“Increasing data size shrinks confidence intervals but magnifies the effect of survey bias: an instance of the Big Data Paradox,” a study in Nature magazine has stated. What this means is that Big Data can give you great confidence in being entirely wrong.
Organizations are suffering from data overload. And the problem will get exponentially worse over the coming years. Expect to hit a series of data overload crises between now and 2030, as Big Data floods organizations and sinks their capacity to manage properly. Many organizations have no clue how much data they have, let alone how to manage it properly. Artificial intelligence systems are being trained on all sorts of dodgy data, some of it plain wrong, some of it pure rubbish, and some racist, bigoted and biased, since it reflects the historical prejudices of those who created it.
This is all a reflection of the Cult of Technology combined with the Cult of Volume. It seems that in modern times each rise in individual intelligence is matched by a drop in individual wisdom. Since I started working on websites back around 1995, the content management system was going to solve the content management problem, the search engine was going to solve the content organization problem. I have never seen technology deliver on these promises and I never expect to see it either, as long as humans are the ones who create the content.

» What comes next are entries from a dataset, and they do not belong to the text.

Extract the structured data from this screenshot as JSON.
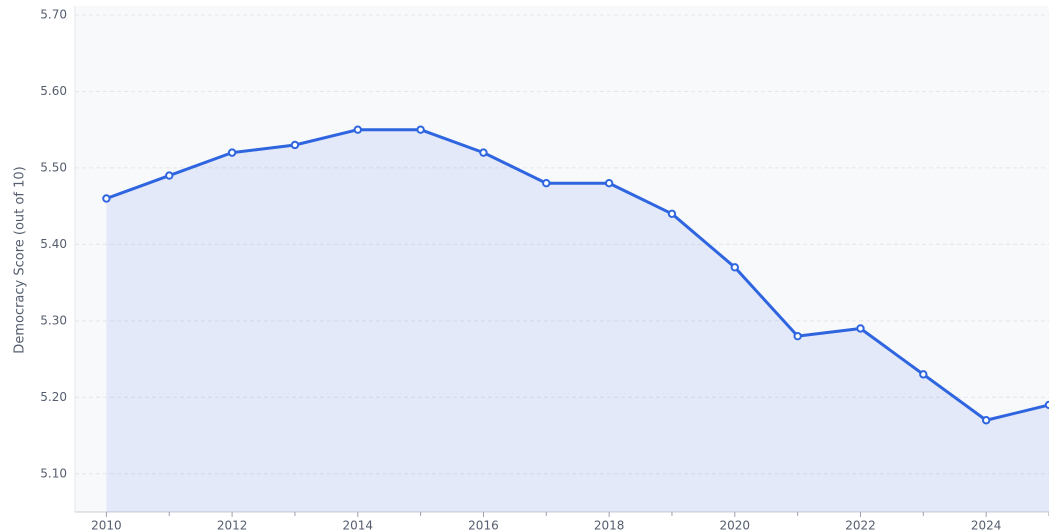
{
  "chart_data": {
    "type": "line",
    "y_label": "Democracy Score (out of 10)",
    "x": [
      2010,
      2011,
      2012,
      2013,
      2014,
      2015,
      2016,
      2017,
      2018,
      2019,
      2020,
      2021,
      2022,
      2023,
      2024,
      2025
    ],
    "series": [
      {
        "color": "#2f66e0",
        "values": [
          5.46,
          5.49,
          5.52,
          5.53,
          5.55,
          5.55,
          5.52,
          5.48,
          5.48,
          5.44,
          5.37,
          5.28,
          5.29,
          5.23,
          5.17,
          5.19
        ]
      }
    ],
    "xlim": [
      2009.5,
      2025
    ],
    "xticks": [
      2010,
      2012,
      2014,
      2016,
      2018,
      2020,
      2022,
      2024
    ],
    "xminor_ticks": [
      2011,
      2013,
      2015,
      2017,
      2019,
      2021,
      2023,
      2025
    ],
    "ylim": [
      5.05,
      5.7
    ],
    "yticks": [
      {
        "value": 5.1,
        "label": "5.10"
      },
      {
        "value": 5.2,
        "label": "5.20"
      },
      {
        "value": 5.3,
        "label": "5.30"
      },
      {
        "value": 5.4,
        "label": "5.40"
      },
      {
        "value": 5.5,
        "label": "5.50"
      },
      {
        "value": 5.6,
        "label": "5.60"
      },
      {
        "value": 5.7,
        "label": "5.70"
      }
    ],
    "grid": true,
    "area_fill": true
  }
}
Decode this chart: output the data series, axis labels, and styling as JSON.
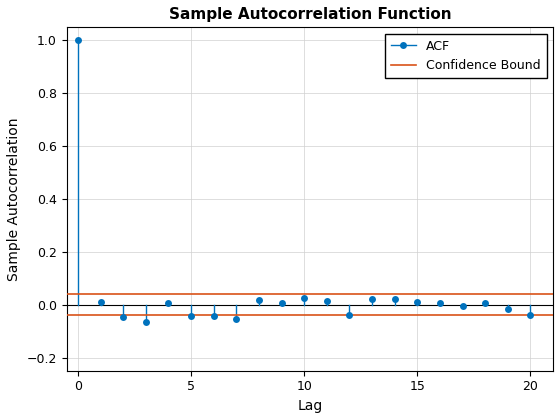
{
  "title": "Sample Autocorrelation Function",
  "xlabel": "Lag",
  "ylabel": "Sample Autocorrelation",
  "acf_values": [
    1.0,
    0.012,
    -0.045,
    -0.065,
    0.005,
    -0.042,
    -0.042,
    -0.055,
    0.018,
    0.007,
    0.025,
    0.015,
    -0.038,
    0.022,
    0.02,
    0.01,
    0.005,
    -0.005,
    0.005,
    -0.015,
    -0.038
  ],
  "lags": [
    0,
    1,
    2,
    3,
    4,
    5,
    6,
    7,
    8,
    9,
    10,
    11,
    12,
    13,
    14,
    15,
    16,
    17,
    18,
    19,
    20
  ],
  "confidence_bound": 0.04,
  "stem_color": "#0072BD",
  "marker_color": "#0072BD",
  "confidence_color": "#D95319",
  "baseline_color": "#000000",
  "xlim": [
    -0.5,
    21
  ],
  "ylim": [
    -0.25,
    1.05
  ],
  "yticks": [
    -0.2,
    0.0,
    0.2,
    0.4,
    0.6,
    0.8,
    1.0
  ],
  "xticks": [
    0,
    5,
    10,
    15,
    20
  ],
  "grid": true,
  "legend_labels": [
    "ACF",
    "Confidence Bound"
  ],
  "figsize": [
    5.6,
    4.2
  ],
  "dpi": 100,
  "title_fontsize": 11,
  "label_fontsize": 10,
  "tick_fontsize": 9,
  "legend_fontsize": 9,
  "background_color": "#FFFFFF"
}
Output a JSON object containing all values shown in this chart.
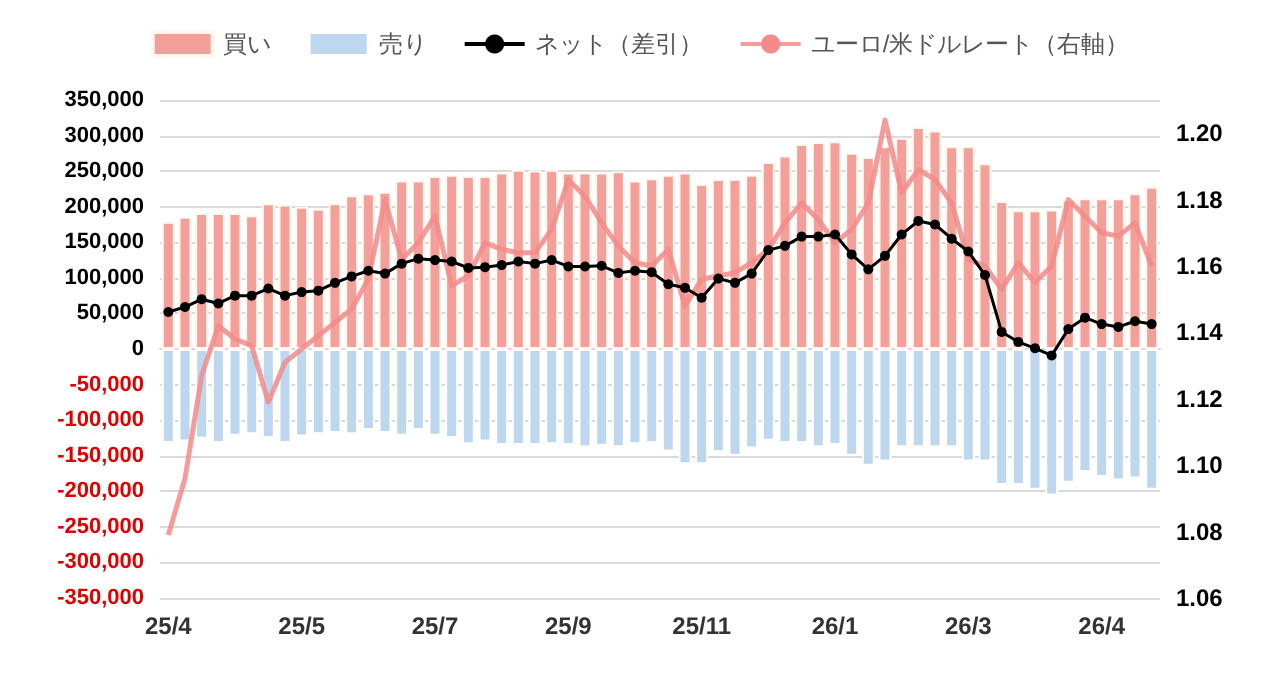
{
  "chart_data": {
    "type": "bar",
    "stacked": true,
    "categories": [
      "25/4",
      null,
      null,
      null,
      null,
      null,
      null,
      null,
      "25/5",
      null,
      null,
      null,
      null,
      null,
      null,
      null,
      "25/7",
      null,
      null,
      null,
      null,
      null,
      null,
      null,
      "25/9",
      null,
      null,
      null,
      null,
      null,
      null,
      null,
      "25/11",
      null,
      null,
      null,
      null,
      null,
      null,
      null,
      "26/1",
      null,
      null,
      null,
      null,
      null,
      null,
      null,
      "26/3",
      null,
      null,
      null,
      null,
      null,
      null,
      null,
      "26/4",
      null,
      null,
      null
    ],
    "series": [
      {
        "name": "買い",
        "color": "#f4a09a",
        "values": [
          179000,
          186000,
          191000,
          191000,
          191000,
          188000,
          205000,
          203000,
          200000,
          197000,
          205000,
          216000,
          219000,
          221000,
          237000,
          237000,
          243000,
          245000,
          243000,
          243000,
          248000,
          252000,
          251000,
          252000,
          248000,
          248000,
          248000,
          250000,
          237000,
          240000,
          245000,
          248000,
          232000,
          239000,
          239000,
          245000,
          263000,
          272000,
          288000,
          291000,
          292000,
          276000,
          270000,
          285000,
          297000,
          312000,
          307000,
          285000,
          285000,
          261000,
          208000,
          195000,
          195000,
          196000,
          210000,
          212000,
          212000,
          212000,
          219000,
          228000
        ]
      },
      {
        "name": "売り",
        "color": "#bdd7ee",
        "values": [
          -132000,
          -130000,
          -126000,
          -132000,
          -122000,
          -120000,
          -125000,
          -132000,
          -123000,
          -120000,
          -118000,
          -120000,
          -114000,
          -118000,
          -122000,
          -114000,
          -122000,
          -125000,
          -134000,
          -130000,
          -135000,
          -135000,
          -135000,
          -134000,
          -135000,
          -138000,
          -136000,
          -138000,
          -134000,
          -132000,
          -144000,
          -162000,
          -162000,
          -145000,
          -150000,
          -140000,
          -129000,
          -132000,
          -132000,
          -138000,
          -135000,
          -150000,
          -164000,
          -158000,
          -138000,
          -138000,
          -138000,
          -138000,
          -158000,
          -158000,
          -191000,
          -191000,
          -198000,
          -206000,
          -188000,
          -173000,
          -180000,
          -185000,
          -182000,
          -198000
        ]
      },
      {
        "name": "ネット（差引）",
        "type": "line",
        "color": "#000000",
        "marker": "circle",
        "values": [
          52000,
          59000,
          70000,
          64000,
          75000,
          75000,
          85000,
          75000,
          80000,
          82000,
          93000,
          102000,
          110000,
          106000,
          120000,
          127000,
          125000,
          123000,
          114000,
          115000,
          118000,
          123000,
          120000,
          125000,
          116000,
          116000,
          117000,
          107000,
          110000,
          108000,
          91000,
          86000,
          72000,
          99000,
          93000,
          106000,
          139000,
          145000,
          158000,
          158000,
          161000,
          133000,
          112000,
          131000,
          161000,
          180000,
          175000,
          155000,
          137000,
          104000,
          24000,
          10000,
          1000,
          -9000,
          28000,
          44000,
          35000,
          31000,
          39000,
          35000
        ]
      },
      {
        "name": "ユーロ/米ドルレート（右軸）",
        "type": "line",
        "axis": "y2",
        "color": "#f28b8b",
        "marker": "none",
        "values": [
          1.079,
          1.096,
          1.127,
          1.142,
          1.138,
          1.136,
          1.119,
          1.131,
          1.135,
          1.139,
          1.143,
          1.147,
          1.156,
          1.18,
          1.162,
          1.167,
          1.175,
          1.154,
          1.157,
          1.167,
          1.165,
          1.164,
          1.164,
          1.171,
          1.186,
          1.181,
          1.173,
          1.166,
          1.161,
          1.16,
          1.165,
          1.148,
          1.156,
          1.157,
          1.158,
          1.161,
          1.165,
          1.173,
          1.179,
          1.174,
          1.167,
          1.171,
          1.179,
          1.204,
          1.182,
          1.189,
          1.186,
          1.179,
          1.162,
          1.16,
          1.153,
          1.161,
          1.155,
          1.16,
          1.18,
          1.175,
          1.17,
          1.169,
          1.173,
          1.16
        ]
      }
    ],
    "ylim": [
      -350000,
      350000
    ],
    "yticks": [
      {
        "value": -350000,
        "label": "-350,000"
      },
      {
        "value": -300000,
        "label": "-300,000"
      },
      {
        "value": -250000,
        "label": "-250,000"
      },
      {
        "value": -200000,
        "label": "-200,000"
      },
      {
        "value": -150000,
        "label": "-150,000"
      },
      {
        "value": -100000,
        "label": "-100,000"
      },
      {
        "value": -50000,
        "label": "-50,000"
      },
      0,
      {
        "value": 50000,
        "label": "50,000"
      },
      {
        "value": 100000,
        "label": "100,000"
      },
      {
        "value": 150000,
        "label": "150,000"
      },
      {
        "value": 200000,
        "label": "200,000"
      },
      {
        "value": 250000,
        "label": "250,000"
      },
      {
        "value": 300000,
        "label": "300,000"
      },
      {
        "value": 350000,
        "label": "350,000"
      }
    ],
    "y2lim": [
      1.06,
      1.21
    ],
    "y2ticks": [
      1.06,
      1.08,
      {
        "value": 1.1,
        "label": "1.10"
      },
      1.12,
      1.14,
      1.16,
      1.18,
      {
        "value": 1.2,
        "label": "1.20"
      }
    ],
    "grid": "y",
    "legend": "top"
  }
}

Quality content requires quality people. Ethical content requires ethical people. Well organized content requires well organized people. What technology has generally given us is huge capacities to create huge quantities of mainly low-value, often attention-grabbing content. What technology has also done well is understanding how to get us to click, understanding our most base and primitive instincts and exploiting them to the max.
Facebook is an advertising engine. Google is an advertising engine. Their core purpose is to use our data to get us to consume, consume, consume. The destruction of society, the destruction of the climate, is all good once it fuels Facebook and Google growth. Facebook and Google have used Big Data to change us from consumers to devourers. That’s what they consider success.
In so many other areas, Big Data just slouches around, boasting of its volume and its mega energy-consuming processing power, talking loud and saying nothing. According to Nature, Facebook got about 250,000 responses per week to a survey on COVID vaccine uptake. Facebook overestimated uptake by 17%. A quality, properly prepared, properly managed survey by Axios–Ipsos, which got 1,000 responses, provided much more reliable estimates.
Is this any surprise to anyone who knows anything about quality content and quality data? Not at all. And yet the tech bro Big Data crunchers are the rock stars of our age, while the people who focus on quality are dismissed as too expensive, too slow.
I’m old enough to remember a time when we used to have professionals called editors who cared about content and data quality. Those were wiser times. We’re so much more intelligent now.